MANKATO — For many men who have defeated prostate cancer, one of their biggest concerns is whether it will come back.
For the most part, the technology available can only detect its recurrence after it’s already dangerous again.
But a new Mayo Clinic breakthrough in early detection of prostate cancer reoccurrence could mean extra years for the lives of the 1 in 6 men who at some point in their life will be dealing with the deadly disease.
The breakthrough involves a new test available to all men that can catch prostate cancer recurrence months — even years — quicker than traditional methods. The only catch is that the only place in the world you can get that test is in Rochester.
Mayo’s new test is powered by high-end chemistry and radioactive elements.
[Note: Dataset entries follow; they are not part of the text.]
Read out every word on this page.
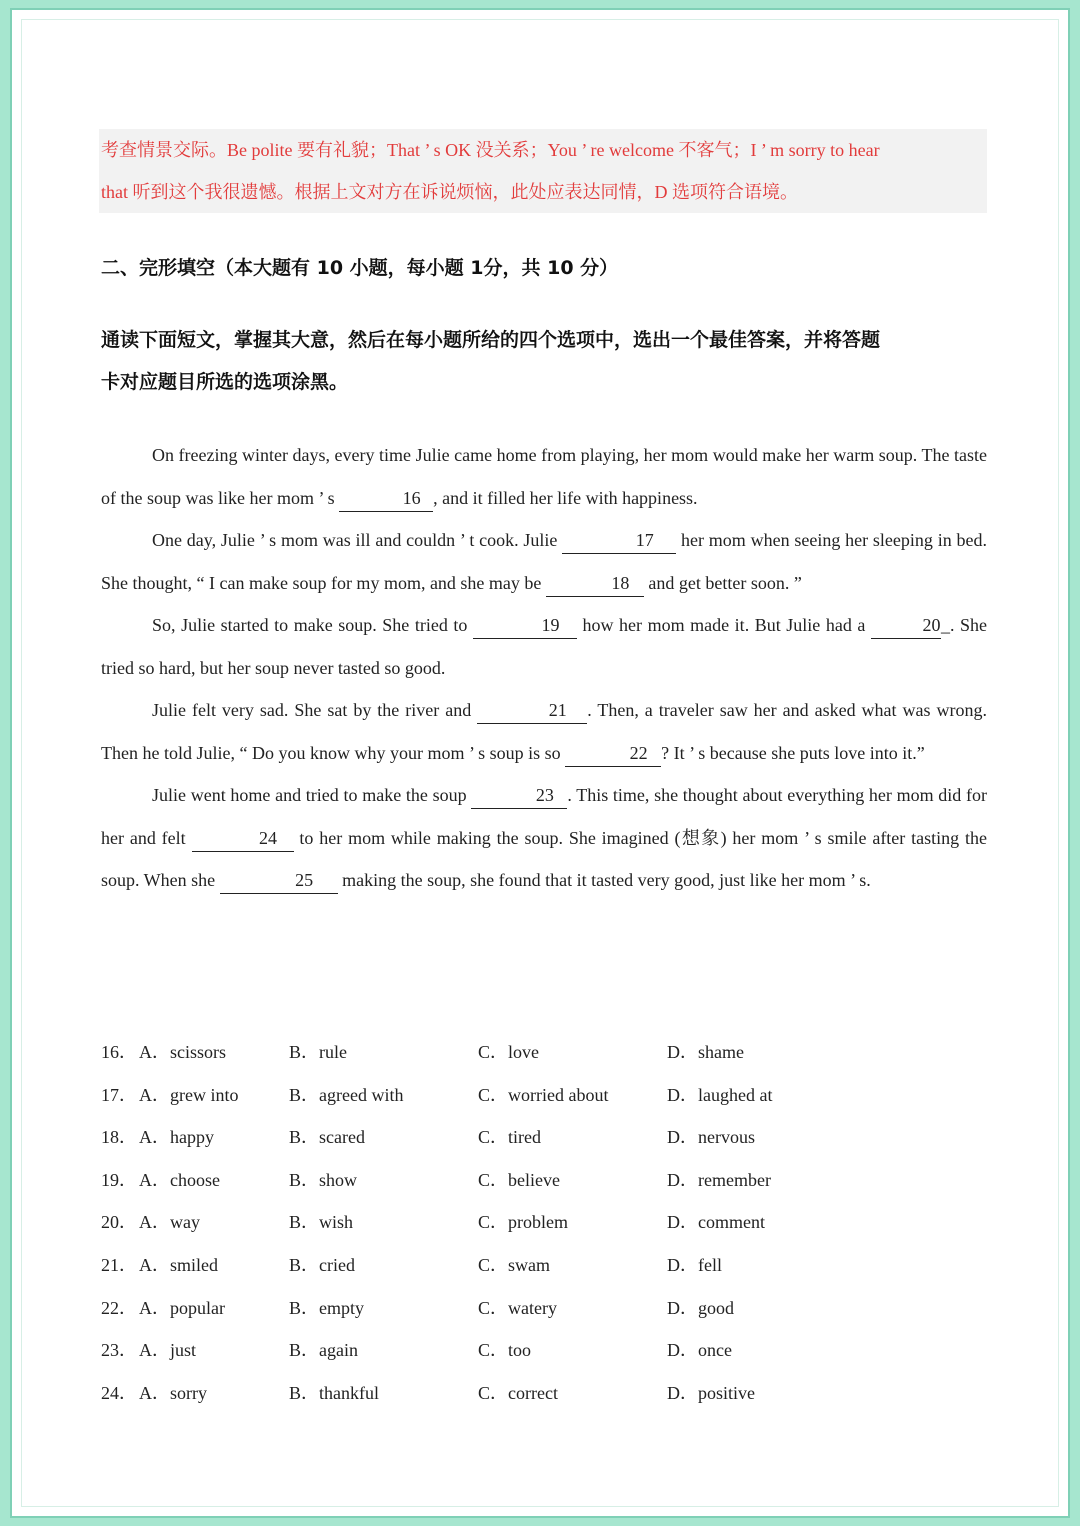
考查情景交际。Be polite 要有礼貌；That ’ s OK 没关系；You ’ re welcome 不客气；I ’ m sorry to hear

that 听到这个我很遗憾。根据上文对方在诉说烦恼，此处应表达同情，D 选项符合语境。

二、完形填空（本大题有 10 小题，每小题 1分，共 10 分）

通读下面短文，掌握其大意，然后在每小题所给的四个选项中，选出一个最佳答案，并将答题

卡对应题目所选的选项涂黑。

On freezing winter days, every time Julie came home from playing, her mom would make her warm soup. The taste of the soup was like her mom ’ s	16 , and it filled her life with happiness.

One day, Julie ’ s mom was ill and couldn ’ t cook. Julie	17 her mom when seeing her sleeping in bed. She thought, “ I can make soup for my mom, and she may be	18 and get better soon. ”

So, Julie started to make soup. She tried to	19 how her mom made it. But Julie had a	20_. She tried so hard, but her soup never tasted so good.

Julie felt very sad. She sat by the river and	21 . Then, a traveler saw her and asked what was wrong. Then he told Julie, “ Do you know why your mom ’ s soup is so	22 ? It ’ s because she puts love into it.”

Julie went home and tried to make the soup	23 . This time, she thought about everything her mom did for her and felt	24 to her mom while making the soup. She imagined (想象) her mom ’ s smile after tasting the soup. When she	25 making the soup, she found that it tasted very good, just like her mom ’ s.

16． A．scissors	B．rule	C．love	D．shame
17． A．grew into	B．agreed with	C．worried about	D．laughed at
18． A．happy	B．scared	C．tired	D．nervous
19． A．choose	B．show	C．believe	D．remember
20． A．way	B．wish	C．problem	D．comment
21． A．smiled	B．cried	C．swam	D．fell
22． A．popular	B．empty	C．watery	D．good
23． A．just	B．again	C．too	D．once
24． A．sorry	B．thankful	C．correct	D．positive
Here’s how it works: Traditionally, doctors have had to monitor prostate-specific-antigen, or PSA levels. Elevated levels could mean cancer has returned, but it’s not a given. The problem is that the elevated levels themselves aren’t solid indicators that cancer has returned. Very high levels are. But at that point, the cancer may already have a foothold that could be dangerously solid.
The new technique — which has the potential to give doctors a clear picture of recurring cancer long before a PSA level check — involves an injection of a nutrient called choline, which all cells need to grow. Cancer cells, however, gobble it up faster than normal cells. Before injecting it, radiologists infuse the choline with a radioactive isotope.
After the injection, the patient is run through a PET scan. But they’ve got to be run through the scan within minutes after the radioactive isotope comes into the picture. That isotope has a 20-minute half-life — which mean it breaks down by half every 20 minutes. By the time the scan takes place, there remains a fraction of the original infusion — but it’s enough.